極上な恋をセンパイと。
「……センパイもタクシー乗るんですか?」
煙草をくわえて、ライターをカチッと鳴らすセンパイ。
その姿を眺めながら、なんとなく聞く。
目を細めて、揺れる小さな炎を眩しそうに見つめるその顔から、なぜか視線が逸らせない。

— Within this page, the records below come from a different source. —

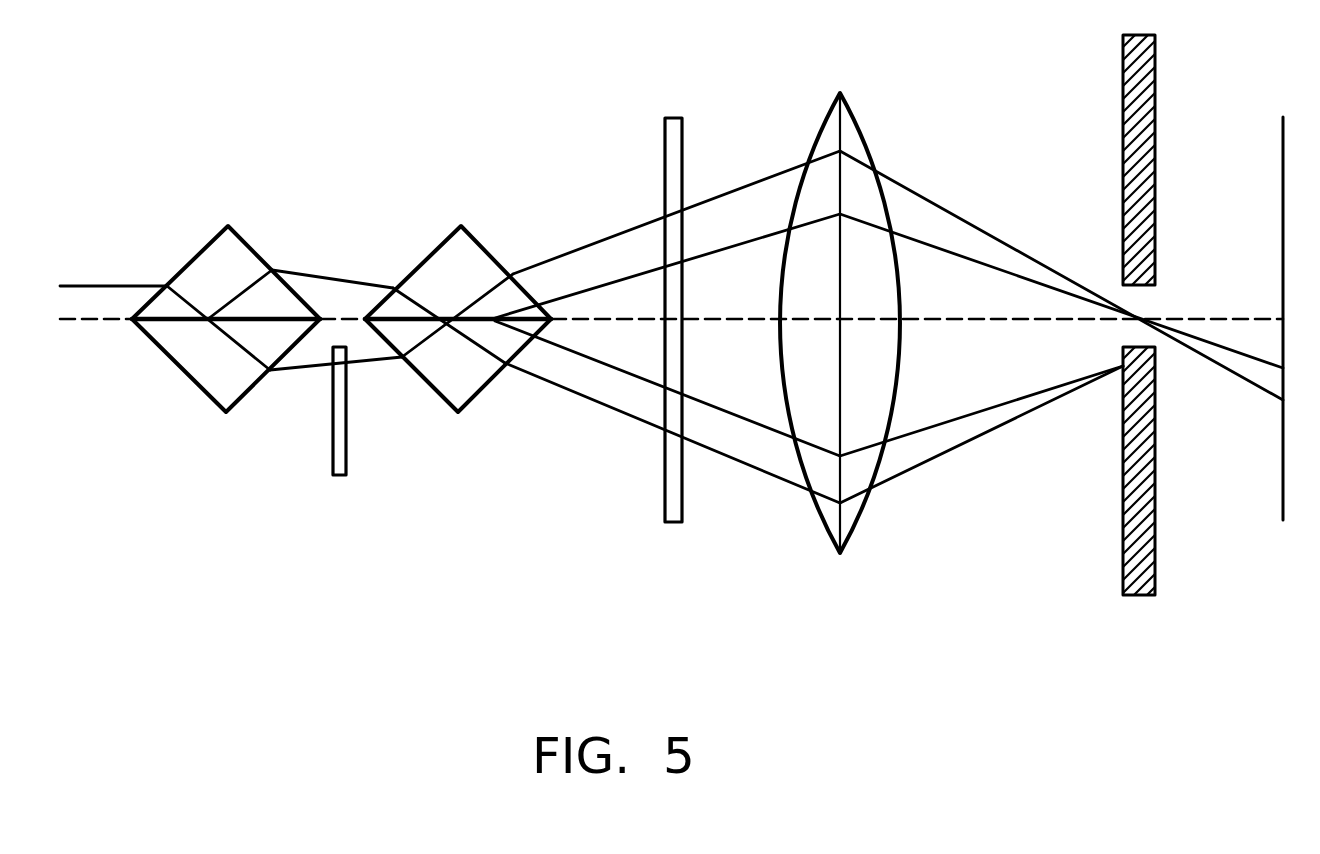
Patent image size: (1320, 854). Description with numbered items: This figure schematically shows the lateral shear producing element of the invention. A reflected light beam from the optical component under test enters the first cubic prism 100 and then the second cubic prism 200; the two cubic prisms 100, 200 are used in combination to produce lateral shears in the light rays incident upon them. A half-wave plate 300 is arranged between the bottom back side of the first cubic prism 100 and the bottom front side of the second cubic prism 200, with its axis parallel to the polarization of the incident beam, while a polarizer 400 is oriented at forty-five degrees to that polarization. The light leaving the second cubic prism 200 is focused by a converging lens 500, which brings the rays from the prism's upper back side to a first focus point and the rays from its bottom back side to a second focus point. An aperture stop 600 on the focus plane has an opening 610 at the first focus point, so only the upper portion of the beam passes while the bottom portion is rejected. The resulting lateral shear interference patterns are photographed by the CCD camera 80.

The first cubic prism 100 is at (228, 214).
The second cubic prism 200 is at (463, 210).
The half-wave plate 300 is at (338, 478).
The polarizer 400 is at (672, 525).
The converging lens 500 is at (840, 555).
The aperture stop 600 is at (1138, 597).
The opening 610 is at (1162, 283).
The CCD camera 80 is at (1283, 520).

スウッと息を吐いたセンパイの口から、白い煙が上った。
空気に溶けていくその煙を目で追いながら、センパイは口を開いた。
「乗らね。俺は歩いて帰る」
「あ、歩いてですか?」
「酔いさましにな」
そう言ってニヤリと笑う。
……なんか……よくわかんない人だな。
センパイの家は……どこなんだろう。
歩いてって事は、ここから近いのかな。
訊いてみたいけど、なんだかまだセンパイとは距離があって。
真っ黒なジャケットを羽織るセンパイの姿は、夜の闇に溶けてしまいそうで。
ただ、センパイが口にくわえた煙草の真っ赤な光が、ユラユラと揺れていた。
その頼りない光の球は、あたしの心の中でくすぶってる『なにか』みたいに見えて。
それに気付いちゃいそうで、慌てて視線を落とした。